Let us not forget a few solid waiver wire additions. Valhalla High School alum Greg Garcia has become an invaluable utility bench piece and Kirby Yates became the best closer in the game before needing surgery to remove bone chips from his elbow.

2015, 2016, 2017, 2018 and 2019 resulted in losing seasons. Then this year the switch finally flipped as Preller made all the right moves. 17 players on the active roster were acquired within the last 10 months, using currency he'd been building up over the years.

On the current 40-man roster there’s only one player left who was in the system before Preller took over. It’s a pretty good one. Dinelson Lamet, the right-hander with the most vicious slider in baseball who will likely be San Diego’s Game 1 or Game 2 playoff starter is the only guy they kept around.

Not all the moves have worked. Fried looks like he’s going to be a Cy Young winner at some point. Turner is probably going to win a batting title or two. But overall the Padres, even after all the moves this year, still have one of the best farm systems in the game and look to be set up for years of success.

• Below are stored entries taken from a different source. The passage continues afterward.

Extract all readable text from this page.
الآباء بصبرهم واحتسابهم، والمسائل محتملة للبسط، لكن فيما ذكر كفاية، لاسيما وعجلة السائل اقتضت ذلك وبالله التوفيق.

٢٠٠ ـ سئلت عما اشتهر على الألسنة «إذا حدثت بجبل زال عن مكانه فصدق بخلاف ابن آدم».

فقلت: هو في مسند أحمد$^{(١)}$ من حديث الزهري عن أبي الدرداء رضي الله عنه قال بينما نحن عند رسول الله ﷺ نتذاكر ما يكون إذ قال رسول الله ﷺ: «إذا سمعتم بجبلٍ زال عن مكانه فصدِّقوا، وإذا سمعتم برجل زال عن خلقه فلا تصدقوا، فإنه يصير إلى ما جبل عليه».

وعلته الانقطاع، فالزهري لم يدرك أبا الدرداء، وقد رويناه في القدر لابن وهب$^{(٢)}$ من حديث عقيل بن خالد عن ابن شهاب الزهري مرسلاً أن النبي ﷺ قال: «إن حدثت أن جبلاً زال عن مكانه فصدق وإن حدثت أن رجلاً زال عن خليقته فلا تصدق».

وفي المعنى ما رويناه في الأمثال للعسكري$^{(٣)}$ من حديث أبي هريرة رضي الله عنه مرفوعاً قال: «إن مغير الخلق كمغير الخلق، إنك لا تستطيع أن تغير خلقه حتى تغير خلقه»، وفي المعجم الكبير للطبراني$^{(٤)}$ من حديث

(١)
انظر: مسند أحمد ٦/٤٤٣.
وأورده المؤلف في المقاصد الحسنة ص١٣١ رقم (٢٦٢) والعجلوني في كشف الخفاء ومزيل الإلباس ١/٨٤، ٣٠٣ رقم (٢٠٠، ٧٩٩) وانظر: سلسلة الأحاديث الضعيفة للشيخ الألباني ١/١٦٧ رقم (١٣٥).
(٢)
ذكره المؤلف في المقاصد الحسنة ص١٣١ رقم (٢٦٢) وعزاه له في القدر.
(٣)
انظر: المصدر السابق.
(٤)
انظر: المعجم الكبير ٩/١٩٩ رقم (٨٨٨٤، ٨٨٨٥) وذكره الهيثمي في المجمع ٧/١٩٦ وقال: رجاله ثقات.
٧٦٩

Oh, and the final piece of the puzzle might be hiring Jayce Tingler as the skipper. He’s probably going to win the National League Manager of the Year award and has won over the clubhouse in one of the craziest years in modern history. Preller adjusting his approach to a rebuild and a manager search shows he’s a lot like the owners of the organization:

Smart, adaptable, and not afraid to fail a few times to get something right in the long-run. Isn’t that the very essence of baseball? San Diego native Ted Williams is credited with saying "Baseball is the only field of endeavor where a man can succeed three times out of ten and be considered a good performer."

Preller is hitting .500 in his rebuild attempts. The good news is this one looks like it’s going to last long enough for him not to have to attempt a third.